Accélérer les procédures? Une coquille vide
«Si la Suisse a enregistré 28’600 demandes d’asile l’année passée, les pays voisins de la Syrie – à savoir le Liban, la Jordanie, la Turquie et l’Irak – voient depuis début décembre affluer chaque semaine environ 25’000 réfugiés syriens sur leur sol.» (1)
En une phrase, l’ambassadeur Wild a résumé le gouffre qui sépare la réalité de la perception de cette réalité lorsqu’il est question de réfugiés.
La réalité, ce sont 2 millions de déplacés à l’intérieur de la Syrie. Un million de réfugiés hors de ses frontières. Dont l’immense majorité accueillie dans les pays limitrophes.
La réalité, en Suisse, ce sont deux contingents humanitaires de 36, puis 37 (!) personnes accueillies en septembre et en mars. Mais surtout la « mise en attente » par l’Office fédéral des migrations des «cas» syriens: leur procédure d’asile est bloquée le temps de voir l’évolution de la situation politique en Syrie. De l’avis des experts du Département fédéral des affaires étrangères, le conflit n’est pourtant pas prêt de se terminer. (lire p. 7) 2000 demandes ont été déposées entre 2011 et 2012, et la Suisse temporise?
L’hypocrisie est ici à son paroxysme. Politiques, législateurs, autorités n’ont de cesse de parler de politique «crédible», pour protéger les «vrais réfugiés». Voilà deux ans que la rhétorique de l’«accélération des procédures» est sur toutes les lèvres. Et lorsqu’ils sont ici, palpables, ces réfugiés persécutés par leur régime cherchant à sauver leur peau, les autorités leur font subir volontairement cette fameuse attente contre laquelle elles prétendent vouloir lutter! Ces personnes ont besoin de protection. Rien de plus simple que de leur accorder l’asile ou une protection provisoire. En refusant de statuer, la Suisse adresse un message politique aux Etats frontières avec la Syrie. Comment réagiront-ils?
Le 10 mars 2013, interviewé sur la RTS à propos des centres pour «récalcitrants», le Conseiller d’Etat genevois Pierre Maudet affirmait, pêle-mêle, que la «grande majorité des demandeurs d’asile sont des réfugiés économiques». Que la vie des Genevois et des vrais réfugiés était pourrie par 250 «récalcitrants». Que la Suisse est trop généreuse, trop souple. Que même dans les Grisons, pour certains, «les conditions de vie sont mille fois meilleures que dans leur pays d’origine» (!) Et, enfin, que la capacité de rapidement dire aux demandeurs d’asile «si c’est oui ou si c’est non» était l’enjeu de la réforme fondamentale de Simonetta Sommaruga, sur laquelle le peuple suisse doit voter le 9 juin.

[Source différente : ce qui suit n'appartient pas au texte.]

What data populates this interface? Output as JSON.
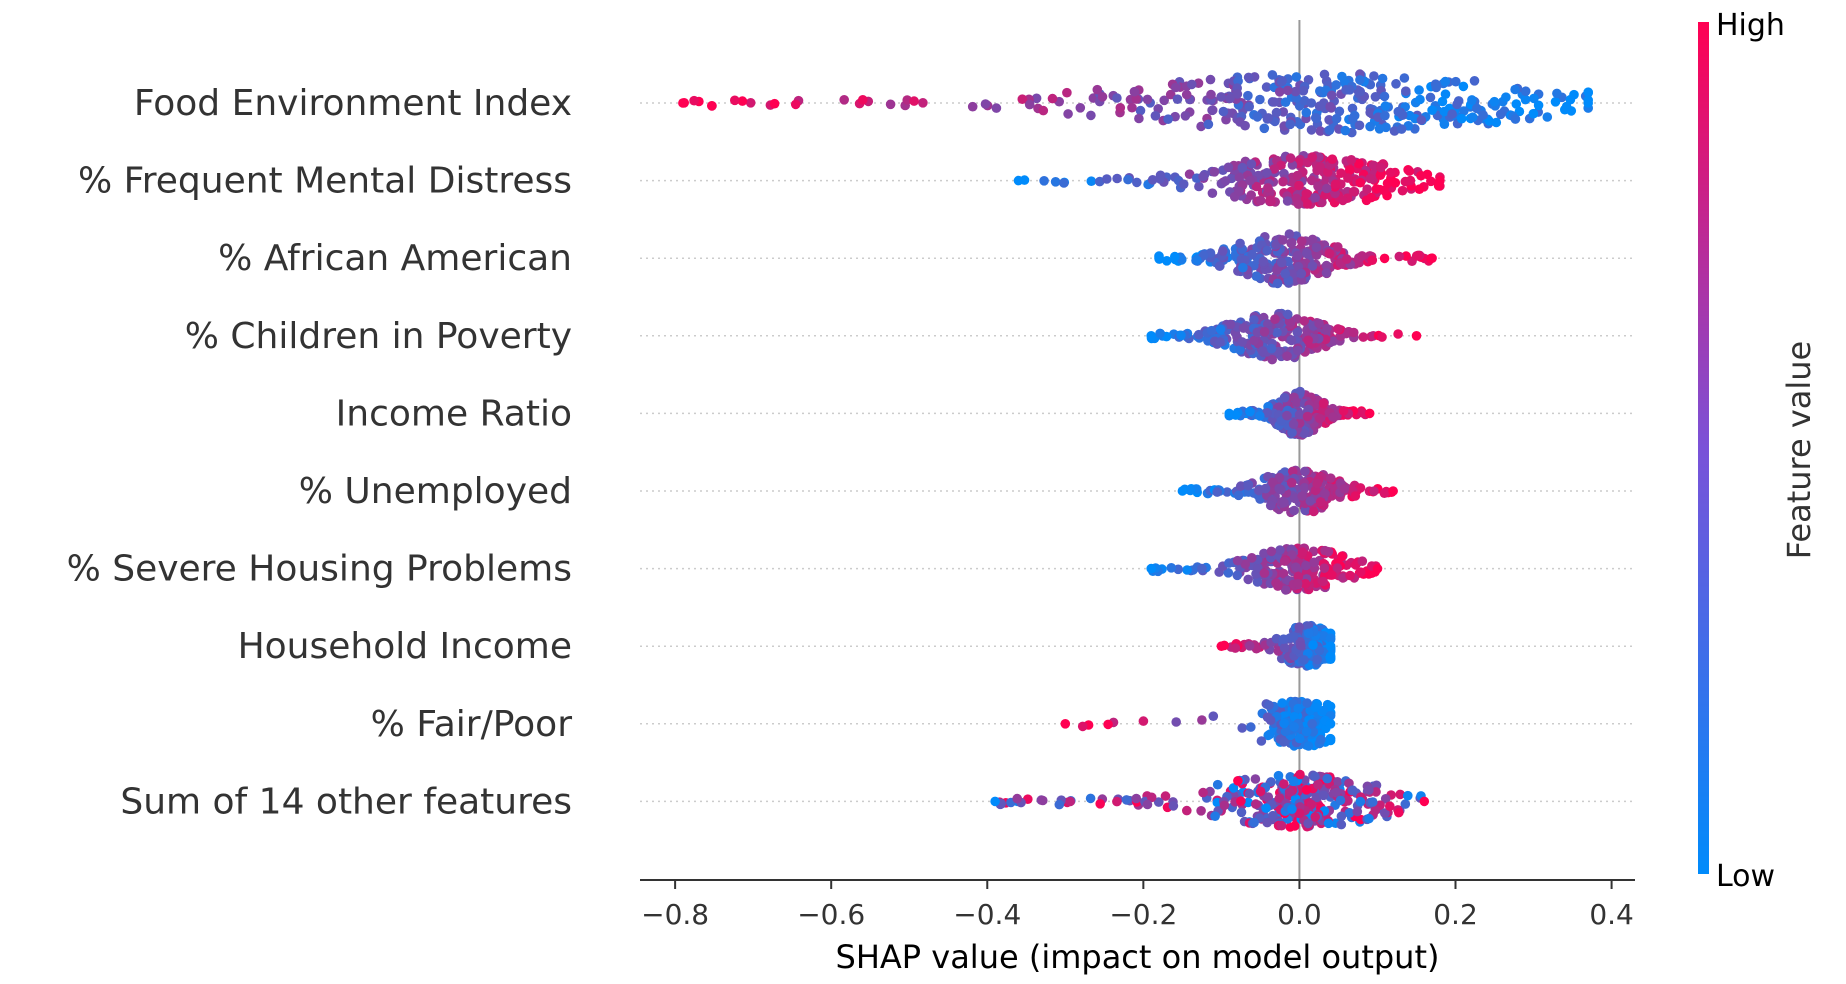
{
  "chart_data": {
    "type": "scatter",
    "subtype": "shap-beeswarm",
    "xlabel": "SHAP value (impact on model output)",
    "xticks": [
      -0.8,
      -0.6,
      -0.4,
      -0.2,
      0.0,
      0.2,
      0.4
    ],
    "xtick_labels": [
      "−0.8",
      "−0.6",
      "−0.4",
      "−0.2",
      "0.0",
      "0.2",
      "0.4"
    ],
    "xlim": [
      -0.845,
      0.43
    ],
    "zero_line": 0.0,
    "colorbar": {
      "title": "Feature value",
      "high_label": "High",
      "low_label": "Low",
      "low_color": "#008bfb",
      "high_color": "#ff0052"
    },
    "grid": "dotted horizontal per feature",
    "features": [
      {
        "name": "Food Environment Index",
        "min": -0.79,
        "max": 0.37,
        "center": 0.04,
        "spread": 0.16,
        "height": 1.0,
        "density": 900,
        "low_side": "right"
      },
      {
        "name": "% Frequent Mental Distress",
        "min": -0.36,
        "max": 0.18,
        "center": 0.01,
        "spread": 0.07,
        "height": 0.85,
        "density": 700,
        "low_side": "left"
      },
      {
        "name": "% African American",
        "min": -0.18,
        "max": 0.17,
        "center": -0.02,
        "spread": 0.05,
        "height": 0.85,
        "density": 600,
        "low_side": "left"
      },
      {
        "name": "% Children in Poverty",
        "min": -0.19,
        "max": 0.15,
        "center": -0.03,
        "spread": 0.05,
        "height": 0.8,
        "density": 600,
        "low_side": "left"
      },
      {
        "name": "Income Ratio",
        "min": -0.09,
        "max": 0.09,
        "center": 0.0,
        "spread": 0.03,
        "height": 0.75,
        "density": 550,
        "low_side": "left"
      },
      {
        "name": "% Unemployed",
        "min": -0.15,
        "max": 0.12,
        "center": 0.0,
        "spread": 0.04,
        "height": 0.75,
        "density": 550,
        "low_side": "left"
      },
      {
        "name": "% Severe Housing Problems",
        "min": -0.19,
        "max": 0.1,
        "center": 0.0,
        "spread": 0.04,
        "height": 0.75,
        "density": 550,
        "low_side": "left"
      },
      {
        "name": "Household Income",
        "min": -0.1,
        "max": 0.04,
        "center": 0.01,
        "spread": 0.02,
        "height": 0.7,
        "density": 500,
        "low_side": "right"
      },
      {
        "name": "% Fair/Poor",
        "min": -0.3,
        "max": 0.04,
        "center": 0.0,
        "spread": 0.02,
        "height": 0.75,
        "density": 500,
        "low_side": "right"
      },
      {
        "name": "Sum of 14 other features",
        "min": -0.39,
        "max": 0.16,
        "center": 0.0,
        "spread": 0.05,
        "height": 0.9,
        "density": 800,
        "low_side": "mixed"
      }
    ]
  }
}
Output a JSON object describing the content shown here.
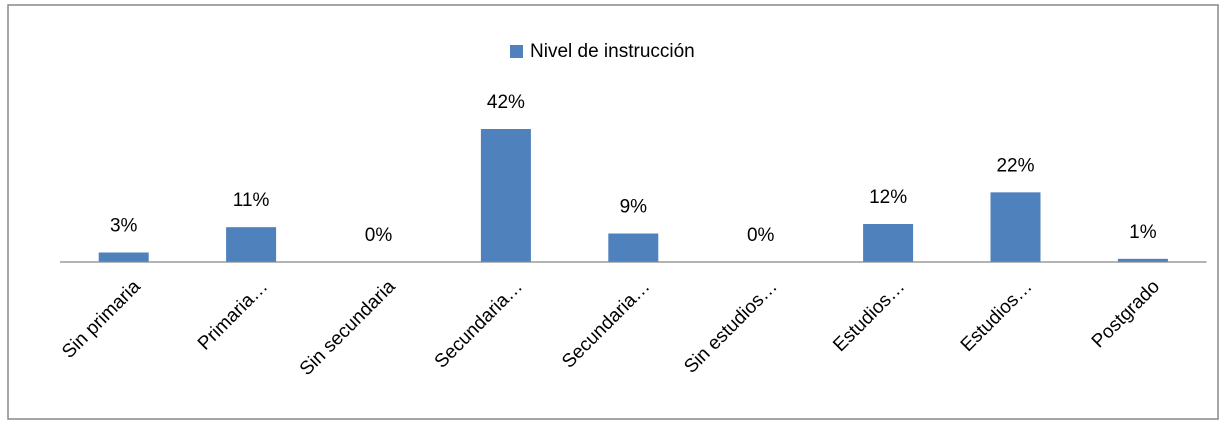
{
  "chart_data": {
    "type": "bar",
    "categories": [
      "Sin primaria",
      "Primaria…",
      "Sin secundaria",
      "Secundaria…",
      "Secundaria…",
      "Sin estudios…",
      "Estudios…",
      "Estudios…",
      "Postgrado"
    ],
    "series": [
      {
        "name": "Nivel de instrucción",
        "color": "#4f81bd",
        "values": [
          3,
          11,
          0,
          42,
          9,
          0,
          12,
          22,
          1
        ],
        "value_labels": [
          "3%",
          "11%",
          "0%",
          "42%",
          "9%",
          "0%",
          "12%",
          "22%",
          "1%"
        ]
      }
    ],
    "legend": "top"
  }
}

Or sur quoi doit-on voter le 9 juin? Sur la suppression des demandes d’asile aux ambassades. Sur la suppression de la désertion comme motif d’asile. Sur la mise en place de centres pour «récalcitrants» (p. 5). Sur la possibilité pour le Conseil fédéral de mettre en place des procédures «test», en réduisant par exemple les délais de recours.
Dire non à ces mesures urgentes revient en effet aussi à dire non à la Suisse des grands centres fédéraux, car tant les «tests» que les centres pour récalcitrants sont des pré-requis au projet Sommaruga (p. 2).
Mais dire «non» le 9 juin ne changera rien à l’accélération des procédures, qui n’a besoin d’aucune de ces mesures. L’exemple syrien le montre: il suffirait de traiter les demandes manifestement fondées et de rendre rapidement des décisions positives. C’est un choix politique.
Sophie Malka
Note:
(1) Discours de l’Ambassadeur Claude Wild, Direction politique DP, Département fédéral des affaires étrangères, lors du 5ème Symposium sur l’asile organisé le 31 janvier 2013 par l’OSAR et le HCR.